Cream the butter, sugar and lemon essence (or rind) together, then whisk in the eggs. Mix in the pumpkin, then the combined flours and mix with a metal spoon until the cake batter is smooth. Fold in the dried fruit. Spoon batter into tin, making sure that there are no air pockets.
Bake for 1 to 1½ hours or until a metal skewer inserted into the centre of the cake comes out clean.
Remove from oven and allow to cool in tin, and afterwards store in an airtight container or wrapped in foil. If possible, leave the cake a few days before eating.
2 sheets ready rolled puff pastry
125g grated tasty cheese
125g bacon, finely chopped
3 tablespoons cream (or creamed corn)
1 tablespoon Dijon mustard
1 egg, lightly beaten
1½ tablespoons chopped parsley
1 small onion, grated (optional)
Turn the oven to 200 degrees C. Grease 24 scoop patty tins (or coat lightly with cooking spray)
Leave pastry sheets on bench to thaw.

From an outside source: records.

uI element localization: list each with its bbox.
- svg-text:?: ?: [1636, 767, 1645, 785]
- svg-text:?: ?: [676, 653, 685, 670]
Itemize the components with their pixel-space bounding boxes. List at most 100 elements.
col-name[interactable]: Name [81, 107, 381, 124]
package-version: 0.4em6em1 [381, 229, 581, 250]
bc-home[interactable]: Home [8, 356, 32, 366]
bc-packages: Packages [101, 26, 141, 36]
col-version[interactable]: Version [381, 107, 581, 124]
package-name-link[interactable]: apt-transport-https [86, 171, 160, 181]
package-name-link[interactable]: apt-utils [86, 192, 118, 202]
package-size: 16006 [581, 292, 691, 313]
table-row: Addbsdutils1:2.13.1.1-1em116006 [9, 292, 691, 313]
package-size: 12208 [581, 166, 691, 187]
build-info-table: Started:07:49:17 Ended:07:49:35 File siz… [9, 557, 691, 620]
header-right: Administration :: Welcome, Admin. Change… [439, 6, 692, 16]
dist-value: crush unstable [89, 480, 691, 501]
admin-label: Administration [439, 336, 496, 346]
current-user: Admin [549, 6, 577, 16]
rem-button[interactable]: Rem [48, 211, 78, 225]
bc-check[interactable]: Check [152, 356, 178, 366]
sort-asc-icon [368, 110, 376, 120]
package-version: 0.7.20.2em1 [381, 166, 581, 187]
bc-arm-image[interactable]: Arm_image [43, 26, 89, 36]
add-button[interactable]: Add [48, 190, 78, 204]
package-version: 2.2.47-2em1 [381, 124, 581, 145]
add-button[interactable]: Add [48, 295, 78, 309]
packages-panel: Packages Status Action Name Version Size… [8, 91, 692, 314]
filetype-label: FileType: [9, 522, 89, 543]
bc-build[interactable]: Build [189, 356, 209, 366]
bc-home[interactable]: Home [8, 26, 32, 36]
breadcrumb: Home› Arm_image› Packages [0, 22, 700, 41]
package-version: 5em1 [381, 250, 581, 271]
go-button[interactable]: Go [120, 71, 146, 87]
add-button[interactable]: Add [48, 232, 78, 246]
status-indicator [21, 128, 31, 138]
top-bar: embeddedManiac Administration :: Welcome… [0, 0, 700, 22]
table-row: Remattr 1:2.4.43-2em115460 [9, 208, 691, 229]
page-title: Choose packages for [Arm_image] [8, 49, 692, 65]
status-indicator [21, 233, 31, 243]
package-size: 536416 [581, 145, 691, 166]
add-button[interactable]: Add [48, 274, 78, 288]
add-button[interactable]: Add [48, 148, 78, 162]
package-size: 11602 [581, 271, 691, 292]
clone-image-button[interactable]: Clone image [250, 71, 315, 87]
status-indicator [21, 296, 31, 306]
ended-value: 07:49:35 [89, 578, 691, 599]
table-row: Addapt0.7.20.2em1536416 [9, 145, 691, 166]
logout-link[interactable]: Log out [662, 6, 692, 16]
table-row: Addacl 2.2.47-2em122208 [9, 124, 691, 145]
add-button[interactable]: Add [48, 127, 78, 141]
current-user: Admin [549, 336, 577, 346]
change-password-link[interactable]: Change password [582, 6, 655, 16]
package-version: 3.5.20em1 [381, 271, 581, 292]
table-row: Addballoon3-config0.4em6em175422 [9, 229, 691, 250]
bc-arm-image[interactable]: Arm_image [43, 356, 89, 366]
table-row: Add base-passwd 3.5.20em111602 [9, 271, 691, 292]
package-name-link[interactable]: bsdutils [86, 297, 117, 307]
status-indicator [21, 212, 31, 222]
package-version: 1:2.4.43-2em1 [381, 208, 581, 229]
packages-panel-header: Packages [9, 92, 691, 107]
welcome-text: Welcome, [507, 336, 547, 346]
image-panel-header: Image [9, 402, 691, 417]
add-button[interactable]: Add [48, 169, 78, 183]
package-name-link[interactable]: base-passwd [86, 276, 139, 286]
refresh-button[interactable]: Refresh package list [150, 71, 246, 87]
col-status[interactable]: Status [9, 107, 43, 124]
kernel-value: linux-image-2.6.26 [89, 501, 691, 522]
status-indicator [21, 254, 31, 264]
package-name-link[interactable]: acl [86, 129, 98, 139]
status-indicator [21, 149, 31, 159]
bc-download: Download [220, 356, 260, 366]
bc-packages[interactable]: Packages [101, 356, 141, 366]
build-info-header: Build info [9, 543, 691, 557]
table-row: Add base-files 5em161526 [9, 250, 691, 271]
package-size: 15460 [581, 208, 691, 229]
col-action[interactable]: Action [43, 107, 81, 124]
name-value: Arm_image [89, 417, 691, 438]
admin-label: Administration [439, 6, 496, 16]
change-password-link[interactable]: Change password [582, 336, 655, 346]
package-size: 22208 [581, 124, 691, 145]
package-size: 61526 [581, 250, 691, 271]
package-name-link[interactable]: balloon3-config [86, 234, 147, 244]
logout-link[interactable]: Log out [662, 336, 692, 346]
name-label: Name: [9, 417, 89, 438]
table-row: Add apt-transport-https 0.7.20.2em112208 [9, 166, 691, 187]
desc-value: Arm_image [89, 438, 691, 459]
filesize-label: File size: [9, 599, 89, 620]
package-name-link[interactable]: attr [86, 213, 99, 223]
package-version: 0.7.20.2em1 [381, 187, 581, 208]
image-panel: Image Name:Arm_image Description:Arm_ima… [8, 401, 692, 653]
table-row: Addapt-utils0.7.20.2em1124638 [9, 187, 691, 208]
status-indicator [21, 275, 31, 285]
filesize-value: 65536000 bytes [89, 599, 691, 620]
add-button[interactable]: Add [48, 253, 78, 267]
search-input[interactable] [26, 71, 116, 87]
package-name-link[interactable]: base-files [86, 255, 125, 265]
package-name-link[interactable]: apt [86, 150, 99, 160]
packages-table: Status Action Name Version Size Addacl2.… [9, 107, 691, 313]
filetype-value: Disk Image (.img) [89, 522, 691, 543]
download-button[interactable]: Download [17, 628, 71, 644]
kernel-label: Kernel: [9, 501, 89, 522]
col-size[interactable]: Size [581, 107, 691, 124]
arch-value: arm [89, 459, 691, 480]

Cut circles from the pastry sheets and press into patty pans. With careful cutting you should get 12 from each sheet.
Mix all the other ingredients together. Place two teaspoonfuls of mixture into each pastry case and bake for 12 to 15 minutes till well puffed and golden.
Pumpkin Cheese Pie
This will make 24 smaller tarts or 12 larger – or the filling mixture can be poured into a 23cm round deep pie dish that has been lined with pastry.
You can fold in a handful of baby spinach leaves and half a cup of diced feta – do this last, just before pouring onto the pastry in the pie dish.
½ cup milk
250g grated tasty cheese
2 eggs, lightly beaten
2 rounded tablespoons self raising flour
1 cup cooked mashed pumpkin (cooled)
1 dessertspoon sweet chilli sauce, optional
Place milk in a saucepan and bring to the boil.
Remove from heat and mix in cheese. Cool for 5 minutes.
Whisk in eggs, then flour and pumpkin and stir in sweet chilli sauce. If using.
Grease 24 x ¼ cup capacity muffin tins or 12 x ½ cup capacity and line with circles of pastry cut from pastry sheets. Make sure the circles allow for lining right up the sides of each tin.
Three quarters fill each case with pumpkin/chilli mixture.
Bake at 200°C for 5 minutes, then reduce heat to 150°C and bake until the filling is set.
Hot Potato Salad
As with the recipe above, this dish is absolutely delicious, but again if you wish to reduce fat levels, use Lite cream, low fat mayonnaise, reduced fat cheese and lean bacon.
It is not something you would eat every day, but is an extremely tasty accompaniment to a meal.
1 kg potatoes
1 onion, finely chopped
125g bacon pieces
¾ cup mayonnaise
½ cup cream
½ cup grated cheese
1 tablespoon chopped parsley
Grease a 20cm casserole dish.
Peel the potatoes and cut into 2.5cm cubes. Cook (steaming or microwaving for a few minutes in a covered dish is best for this recipe) until just tender.
Turn oven to 180°C. Grease a casserole or lasagna dish.
Place the onion and bacon in a small pot and sauté until the onion is tender.
Mix with the mayonnaise and cream.
Place the cooked potatoes in casserole dish and pour the cream mixture over. Mix carefully.
Sprinkle grated cheese over the top and bake for 15 minutes or until heated through.
At serving time, sprinkle with chopped parsley.